Friday, April 17, 2026
Stephen Leahy
- “So who here thinks there will be a meaningful deal in Copenhagen?” Few of the more than 600 energy ministers, officials and experts from 80 countries attending the Vienna Energy Conference raised their hands in response to the conference moderator’s question about the final round of climate negotiations this December in Copenhagen.
“I don’t think there will be agreement on an emissions cap,” said Andre Amado, Brazil’s vice-minister for energy, science and technology.
Greenhouse gas emissions from the burning of fossil fuels must peak between 2015 and 2020 and then decline to prevent dangerous, irreversible climate change, scientists have warned. A strong international agreement on emissions targets for both the industrialised and developing world is widely believed to be the only way to ensure emissions peak and then decline.

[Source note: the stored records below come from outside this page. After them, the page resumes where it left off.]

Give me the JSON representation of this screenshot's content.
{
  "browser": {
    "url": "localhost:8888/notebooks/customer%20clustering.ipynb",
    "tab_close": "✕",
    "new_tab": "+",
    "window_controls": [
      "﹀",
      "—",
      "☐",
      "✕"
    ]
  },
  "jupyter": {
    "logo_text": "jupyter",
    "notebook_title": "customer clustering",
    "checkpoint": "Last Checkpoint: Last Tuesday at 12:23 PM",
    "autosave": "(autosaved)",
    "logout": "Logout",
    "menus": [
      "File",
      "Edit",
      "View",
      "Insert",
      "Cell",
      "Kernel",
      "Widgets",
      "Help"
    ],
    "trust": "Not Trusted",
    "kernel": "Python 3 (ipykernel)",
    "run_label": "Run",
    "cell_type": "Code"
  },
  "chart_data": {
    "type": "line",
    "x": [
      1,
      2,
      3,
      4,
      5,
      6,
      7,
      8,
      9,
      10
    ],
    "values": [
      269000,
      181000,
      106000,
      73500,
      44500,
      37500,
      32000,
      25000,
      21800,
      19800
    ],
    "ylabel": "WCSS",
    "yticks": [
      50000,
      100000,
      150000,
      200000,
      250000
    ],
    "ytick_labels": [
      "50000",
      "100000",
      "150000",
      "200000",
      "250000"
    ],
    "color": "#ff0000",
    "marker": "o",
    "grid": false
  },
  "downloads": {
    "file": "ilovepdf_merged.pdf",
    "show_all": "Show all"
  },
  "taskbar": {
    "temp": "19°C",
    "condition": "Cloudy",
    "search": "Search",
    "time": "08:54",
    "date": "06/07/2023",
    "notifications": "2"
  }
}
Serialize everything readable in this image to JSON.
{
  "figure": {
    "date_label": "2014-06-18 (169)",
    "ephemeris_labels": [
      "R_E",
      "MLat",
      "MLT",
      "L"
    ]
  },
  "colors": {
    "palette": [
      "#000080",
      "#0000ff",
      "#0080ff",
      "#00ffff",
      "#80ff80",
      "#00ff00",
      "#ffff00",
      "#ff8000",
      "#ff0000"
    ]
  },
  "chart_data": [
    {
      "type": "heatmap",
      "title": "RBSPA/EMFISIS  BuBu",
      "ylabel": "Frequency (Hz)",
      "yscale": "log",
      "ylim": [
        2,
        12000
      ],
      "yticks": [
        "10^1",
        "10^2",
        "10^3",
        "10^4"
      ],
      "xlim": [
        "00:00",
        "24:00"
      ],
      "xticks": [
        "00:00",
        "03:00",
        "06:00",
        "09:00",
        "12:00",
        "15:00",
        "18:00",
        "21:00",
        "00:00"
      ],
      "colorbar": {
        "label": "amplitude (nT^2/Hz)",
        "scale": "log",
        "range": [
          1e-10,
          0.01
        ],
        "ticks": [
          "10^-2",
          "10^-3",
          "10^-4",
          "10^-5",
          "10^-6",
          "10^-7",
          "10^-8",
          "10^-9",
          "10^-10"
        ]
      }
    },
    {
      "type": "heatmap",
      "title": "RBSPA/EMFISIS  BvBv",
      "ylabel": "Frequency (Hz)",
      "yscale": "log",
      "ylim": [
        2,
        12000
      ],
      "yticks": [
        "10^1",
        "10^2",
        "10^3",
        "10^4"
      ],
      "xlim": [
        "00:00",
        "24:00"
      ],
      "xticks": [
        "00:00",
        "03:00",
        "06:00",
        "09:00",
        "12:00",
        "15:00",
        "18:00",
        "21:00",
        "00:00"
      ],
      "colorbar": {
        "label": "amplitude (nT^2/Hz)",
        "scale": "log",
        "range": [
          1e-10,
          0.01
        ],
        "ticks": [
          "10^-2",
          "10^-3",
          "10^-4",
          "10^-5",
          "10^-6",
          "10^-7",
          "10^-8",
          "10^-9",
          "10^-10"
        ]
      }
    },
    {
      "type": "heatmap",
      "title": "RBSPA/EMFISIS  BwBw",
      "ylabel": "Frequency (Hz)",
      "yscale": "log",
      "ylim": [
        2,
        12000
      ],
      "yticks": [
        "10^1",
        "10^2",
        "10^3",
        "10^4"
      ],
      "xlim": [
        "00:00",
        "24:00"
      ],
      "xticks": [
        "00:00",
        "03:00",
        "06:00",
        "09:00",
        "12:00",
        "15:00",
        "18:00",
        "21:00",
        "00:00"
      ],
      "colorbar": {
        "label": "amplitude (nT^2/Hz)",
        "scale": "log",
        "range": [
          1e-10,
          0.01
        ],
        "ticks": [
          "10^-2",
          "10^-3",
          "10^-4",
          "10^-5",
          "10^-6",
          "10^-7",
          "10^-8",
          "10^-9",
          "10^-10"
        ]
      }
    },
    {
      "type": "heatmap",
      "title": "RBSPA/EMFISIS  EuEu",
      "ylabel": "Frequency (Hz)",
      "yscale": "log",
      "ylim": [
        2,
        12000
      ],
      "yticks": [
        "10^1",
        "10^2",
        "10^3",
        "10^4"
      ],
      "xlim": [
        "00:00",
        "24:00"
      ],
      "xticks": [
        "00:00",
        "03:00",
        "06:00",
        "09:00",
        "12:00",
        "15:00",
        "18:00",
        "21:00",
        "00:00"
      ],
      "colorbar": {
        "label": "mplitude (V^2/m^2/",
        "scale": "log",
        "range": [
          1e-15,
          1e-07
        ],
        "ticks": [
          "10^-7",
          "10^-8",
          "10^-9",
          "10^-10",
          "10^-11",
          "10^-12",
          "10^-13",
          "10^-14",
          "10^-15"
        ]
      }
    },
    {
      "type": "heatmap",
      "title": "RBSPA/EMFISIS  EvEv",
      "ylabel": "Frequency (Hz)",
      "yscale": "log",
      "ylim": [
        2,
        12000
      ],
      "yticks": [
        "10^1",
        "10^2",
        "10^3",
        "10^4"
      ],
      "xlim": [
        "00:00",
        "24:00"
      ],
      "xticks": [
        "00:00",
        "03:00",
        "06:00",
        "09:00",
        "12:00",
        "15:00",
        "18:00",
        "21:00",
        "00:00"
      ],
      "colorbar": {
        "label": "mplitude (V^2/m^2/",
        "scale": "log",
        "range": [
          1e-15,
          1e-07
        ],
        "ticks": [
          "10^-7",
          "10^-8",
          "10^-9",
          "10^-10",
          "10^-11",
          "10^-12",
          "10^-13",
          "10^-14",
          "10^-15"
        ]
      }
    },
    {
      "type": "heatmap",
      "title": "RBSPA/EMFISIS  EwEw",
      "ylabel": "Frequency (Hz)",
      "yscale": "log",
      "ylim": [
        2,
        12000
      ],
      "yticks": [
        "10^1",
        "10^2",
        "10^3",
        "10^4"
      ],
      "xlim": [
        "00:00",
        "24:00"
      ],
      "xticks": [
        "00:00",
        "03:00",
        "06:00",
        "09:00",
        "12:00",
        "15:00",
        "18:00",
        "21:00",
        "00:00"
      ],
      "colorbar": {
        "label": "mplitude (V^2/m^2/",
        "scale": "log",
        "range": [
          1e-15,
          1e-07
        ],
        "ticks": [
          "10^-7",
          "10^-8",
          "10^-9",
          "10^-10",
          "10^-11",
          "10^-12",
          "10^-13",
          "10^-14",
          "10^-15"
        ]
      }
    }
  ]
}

“There will be agreement on technology transfer and reducing barriers for technology transfers,” to assist developing countries in cutting their emissions and adapting to the changing climate, Amado told participants last week in Austria’s capital city.
Manfred Konukiewitz, deputy director-general of Germany’s Ministry of Economic Cooperation and Development and who is involved in the Copenhagen climate negotiations, was more optimistic: “There will be an agreement on emission reductions targets by 2050.”
Specifically, industrialised countries need to agree to emissions reductions of 80 percent from 1990 levels, and China and India must also agree to substantial reductions by 2050, Konukiewitz said. However, agreement on commitments to reductions by 2020 is what is most important in Copenhagen, he said.
Carbon emissions from developed countries must peak by 2015, Rajendra Pachauri, chair of the Intergovernmental Panel on Climate Change (IPCC), reminded conference participants.
“That’s revolutionary. Reductions can’t be slow and steady, they must be very quick,” Pachauri told IPS.
But instead of an energy revolution, investments in green energy projects are in sharp decline over the last six months, falling 40 percent, reported Fatih Birol, chief economist with the International Energy Agency.
“The lifespan of the average energy investment is 60 years, that’s why it is urgent to have a strong Copenhagen agreement on reductions,” Birol told attendees.
Surprisingly money isn’t really the problem.
Global investments exceed one trillion dollars a year, said Ged Davis, co-president of the Global Energy Assessment Council in Vienna.
“There is more than enough money to deal with climate change. The only issues are making it a priority and having sufficient public support,” Davis said.
There is little new technology on the horizon to help out because of under-investment in energy research and development (R&D), experts agreed. Average R&D reinvestment from the highly profitable oil and gas sector is just 0.3 percent, energy utilities 0.5 percent and the auto industry a mere 4.0 percent, and these are incremental investments not innovations, said Marianne Haug, senior research advisor at the Oxford Institute for Energy Studies in Britain.
“The private sector is not capable of solving the climate change challenge,” said Haug. “The atmosphere and the climate is a public good, a commons, and can’t be protected by the private sector.”
There will not be the much-needed energy revolution without major R&D investments. However, when it comes to energy efficiency, much of the technology is available right now but without improvements to reduce their costs “we cannot bring the energy transformation we need”.
“There has been a market failure and technology failure. Governments must lead,” she concluded.
Illustrating the situation are several new hi-efficiency cooking stoves that can safely burn biomass, dramatically reducing indoor and outdoor air pollution as well as black carbon emissions from inefficient combustion. Black carbon or soot is responsible for 20 to 30 percent of overall global warming and according to the World Health Organisation, air pollution kills 2.5 million people, said Kirk Smith, professor of global environmental health at the University of California.
“This (hi-efficiency stove) is the fastest ‘bang for the buck’ to reduce black carbon, methane and other gas emissions as well is improving air quality and health,” Smith said.
But there is no money anywhere to put these stoves into the homes of an estimated 500 million poor families that need them. Costing between 30 and 50 dollars each, they are too expensive for most poor people to buy without help. And most health or development agencies don’t have the money either.
“If there is a silver lining to climate change it is that it makes it clear that we’re all living in the same village,” he said.